Publicado en “El País” el 29 de diciembre de 2012


Vivimos en una época de generalizado relativismo ético, que entre las nuevas generaciones ha creado una actitud de «todo vale», y también en una época caracterizada por un profundo escepticismo público respecto al papel crítico de la filosofía (algo no ajeno a esa actitud). Ahora, gran parte de la población cree que el compromiso socrático con la búsqueda de la verdad es una pérdida de tiempo y una forma de vivir idealista en un mundo globalizado. A los filósofos se los presenta como insignificantes inventores de conceptos cuyo único objetivo en la vida es luchar por asegurarse un puesto fijo en una universidad norteamericana o europea. Por lo tanto, es probable que la afirmación de que la filosofía es una actividad liberadora se acoja con cinismo y desdén.

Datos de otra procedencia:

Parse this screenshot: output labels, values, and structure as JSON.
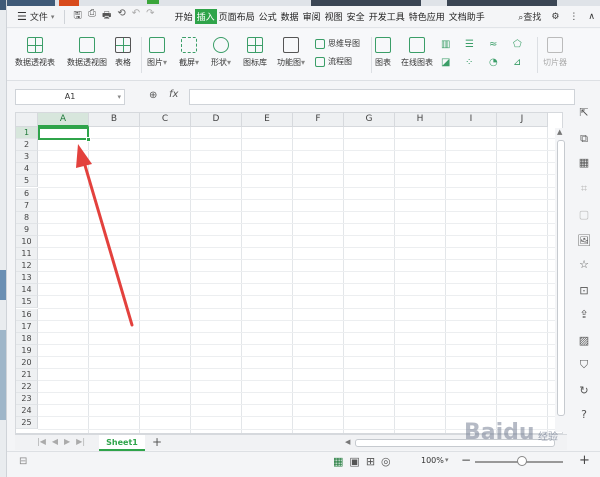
{
  "menubar": {
    "file_label": "文件",
    "tabs": [
      "开始",
      "插入",
      "页面布局",
      "公式",
      "数据",
      "审阅",
      "视图",
      "安全",
      "开发工具",
      "特色应用",
      "文档助手"
    ],
    "active_tab": "插入",
    "search_label": "查找"
  },
  "ribbon": {
    "pivot_table": "数据透视表",
    "pivot_chart": "数据透视图",
    "table": "表格",
    "picture": "图片",
    "screenshot": "截屏",
    "shape": "形状",
    "icon_library": "图标库",
    "function_chart": "功能图",
    "mind_map": "思维导图",
    "flowchart": "流程图",
    "chart": "图表",
    "online_chart": "在线图表",
    "slicer": "切片器"
  },
  "formula_bar": {
    "name_box": "A1",
    "fx_label": "fx",
    "value": ""
  },
  "grid": {
    "columns": [
      "A",
      "B",
      "C",
      "D",
      "E",
      "F",
      "G",
      "H",
      "I",
      "J"
    ],
    "rows": [
      "1",
      "2",
      "3",
      "4",
      "5",
      "6",
      "7",
      "8",
      "9",
      "10",
      "11",
      "12",
      "13",
      "14",
      "15",
      "16",
      "17",
      "18",
      "19",
      "20",
      "21",
      "22",
      "23",
      "24",
      "25"
    ],
    "active_cell": "A1"
  },
  "sheets": {
    "tabs": [
      "Sheet1"
    ],
    "active": "Sheet1",
    "add_label": "+"
  },
  "statusbar": {
    "zoom": "100%",
    "minus": "−",
    "plus": "+"
  },
  "watermark": {
    "brand": "Baidu",
    "sub": "经验"
  },
  "colors": {
    "accent": "#2fa44a",
    "arrow": "#e3413d"
  }
}
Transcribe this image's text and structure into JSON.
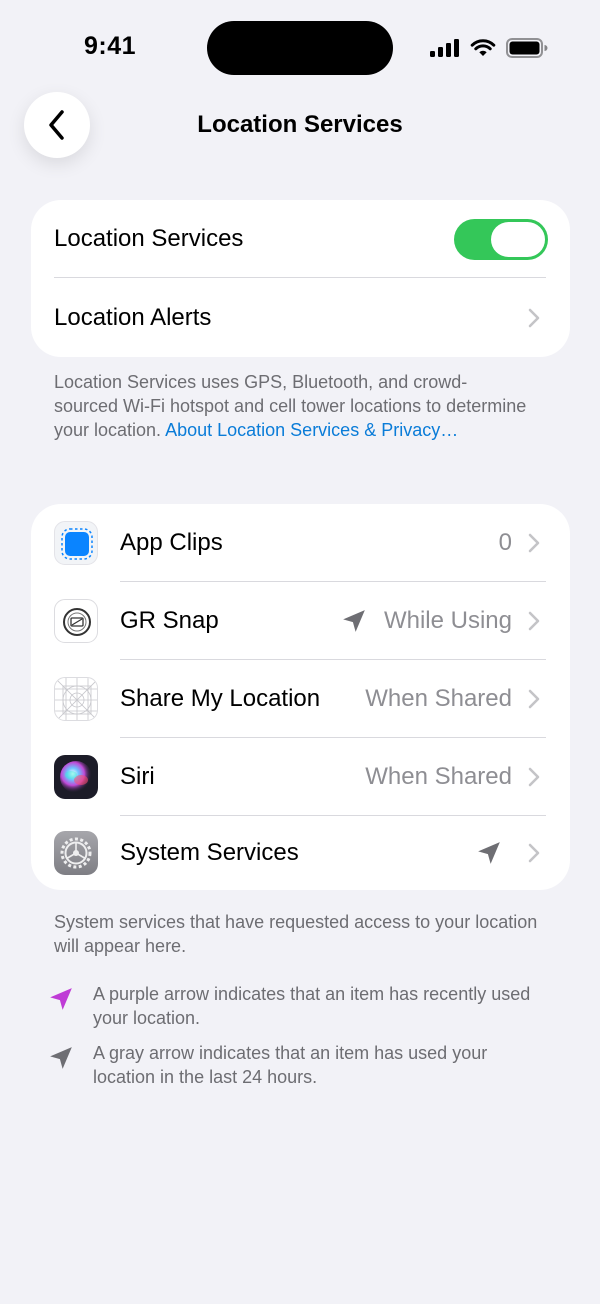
{
  "status_bar": {
    "time": "9:41",
    "icons": [
      "cellular-signal-icon",
      "wifi-icon",
      "battery-icon"
    ]
  },
  "nav": {
    "back_icon": "chevron-left-icon",
    "title": "Location Services"
  },
  "group1": {
    "location_services_label": "Location Services",
    "location_services_enabled": true,
    "location_alerts_label": "Location Alerts"
  },
  "description": {
    "text": "Location Services uses GPS, Bluetooth, and crowd-sourced Wi-Fi hotspot and cell tower locations to determine your location. ",
    "link": "About Location Services & Privacy…"
  },
  "apps": [
    {
      "name": "App Clips",
      "value": "0",
      "icon": "app-clips-icon",
      "arrow": ""
    },
    {
      "name": "GR Snap",
      "value": "While Using",
      "icon": "gr-snap-icon",
      "arrow": "gray"
    },
    {
      "name": "Share My Location",
      "value": "When Shared",
      "icon": "share-my-location-icon",
      "arrow": ""
    },
    {
      "name": "Siri",
      "value": "When Shared",
      "icon": "siri-icon",
      "arrow": ""
    },
    {
      "name": "System Services",
      "value": "",
      "icon": "system-services-gear-icon",
      "arrow": "gray"
    }
  ],
  "footer": {
    "system_note": "System services that have requested access to your location will appear here.",
    "purple_note": "A purple arrow indicates that an item has recently used your location.",
    "gray_note": "A gray arrow indicates that an item has used your location in the last 24 hours."
  },
  "colors": {
    "toggle_on": "#34c759",
    "link": "#0a7cd8",
    "purple_arrow": "#bf3bd6",
    "gray_arrow": "#6e6e73"
  }
}
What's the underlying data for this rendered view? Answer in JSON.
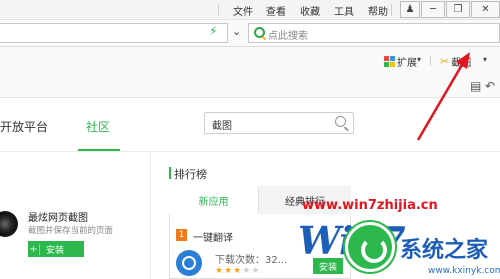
{
  "menu": {
    "items": [
      "文件",
      "查看",
      "收藏",
      "工具",
      "帮助"
    ]
  },
  "window_buttons": [
    "shirt-icon",
    "minimize-icon",
    "maximize-icon",
    "close-icon"
  ],
  "address_bar": {
    "search_placeholder": "点此搜索"
  },
  "extension_bar": {
    "extensions_label": "扩展",
    "screenshot_label": "截图"
  },
  "page": {
    "tabs": {
      "open_platform": "开放平台",
      "community": "社区"
    },
    "search_value": "截图",
    "app_card": {
      "name": "最炫网页截图",
      "description": "截图并保存当前的页面",
      "install_label": "安装"
    },
    "ranking": {
      "title": "排行榜",
      "tab_new": "新应用",
      "tab_classic": "经典排行",
      "item_rank": "1",
      "item_name": "一键翻译",
      "item_downloads": "下载次数：32...",
      "item_rating": 3,
      "item_rating_max": 5,
      "install_label": "安装"
    }
  },
  "watermark": {
    "url": "www.win7zhijia.cn",
    "logo_text": "Win7",
    "brand_cn": "系统之家",
    "bottom_url": "www.kxinyk.com"
  },
  "colors": {
    "accent_green": "#2db84d",
    "annotation_red": "#e0151e",
    "rank_orange": "#f07b1d",
    "star_gold": "#f5a623"
  }
}
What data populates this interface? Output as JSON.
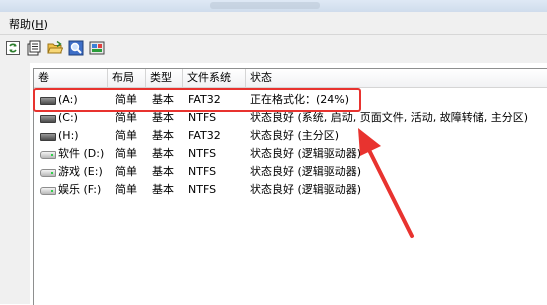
{
  "menu": {
    "help_label": "帮助(",
    "help_key": "H",
    "help_close": ")"
  },
  "toolbar": {
    "buttons": [
      {
        "icon": "refresh-icon"
      },
      {
        "icon": "properties-icon"
      },
      {
        "icon": "open-folder-icon"
      },
      {
        "icon": "search-icon"
      },
      {
        "icon": "disk-settings-icon"
      }
    ]
  },
  "table": {
    "columns": [
      "卷",
      "布局",
      "类型",
      "文件系统",
      "状态"
    ],
    "rows": [
      {
        "volume": "(A:)",
        "layout": "简单",
        "type": "基本",
        "fs": "FAT32",
        "status": "正在格式化：(24%)",
        "icon": "drive-dark-icon"
      },
      {
        "volume": "(C:)",
        "layout": "简单",
        "type": "基本",
        "fs": "NTFS",
        "status": "状态良好 (系统, 启动, 页面文件, 活动, 故障转储, 主分区)",
        "icon": "drive-dark-icon"
      },
      {
        "volume": "(H:)",
        "layout": "简单",
        "type": "基本",
        "fs": "FAT32",
        "status": "状态良好 (主分区)",
        "icon": "drive-dark-icon"
      },
      {
        "volume": "软件 (D:)",
        "layout": "简单",
        "type": "基本",
        "fs": "NTFS",
        "status": "状态良好 (逻辑驱动器)",
        "icon": "drive-light-icon"
      },
      {
        "volume": "游戏 (E:)",
        "layout": "简单",
        "type": "基本",
        "fs": "NTFS",
        "status": "状态良好 (逻辑驱动器)",
        "icon": "drive-light-icon"
      },
      {
        "volume": "娱乐 (F:)",
        "layout": "简单",
        "type": "基本",
        "fs": "NTFS",
        "status": "状态良好 (逻辑驱动器)",
        "icon": "drive-light-icon"
      }
    ]
  },
  "colors": {
    "annotation": "#e8332f",
    "header_border": "#d5d5d5"
  }
}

Es interesante señalar que hace dos mil quinientos años, Aristófanes, en su obra Las nubes, retrataba a Sócrates como a un sofista amoral que enseñaba a la juventud ateniense a engañar mediante arteras argumentaciones. Sin embargo, en su sombría comedia Aristófanes no disuadía a los filósofos de abordar y cuestionar algunas de las creencias fundamentales en las que se basa la existencia del hombre en el mundo. Entre las principales preocupaciones de la filosofía ha figurado el desafío planteado por el concepto de libertad y su plasmación social y política. ¿Por qué a los filósofos les ha preocupado el problema de la libertad? ¿Por qué la libertad es la cuestión más importante que debe tratar un filósofo? La mejor manera de responder con claridad a esas preguntas es examinar las consecuencias que comporta dejar de lado el tema de la libertad.

No hace falta decir que la libertad es la fuerza creadora que subyace tras el pensamiento filosófico, del mismo modo que la filosofía contribuye a la comprensión y la evolución del concepto de libertad. En consecuencia, los filósofos han intentado comprender la libertad de la forma más exhaustiva y crítica que han podido, no solo haciendo una aportación a su definición, sino a su propia materialización. "De ninguna idea se sabe de manera tan general que es indeterminada, ambigua y susceptible de los más grandes malentendidos (de los que, por tanto, es realmente víctima) como de la idea de libertad, y ninguna otra circula con tanta inconsciencia". Esta afirmación de Hegel es tan certera hoy en día como cuando él la hizo, hace casi 200 años.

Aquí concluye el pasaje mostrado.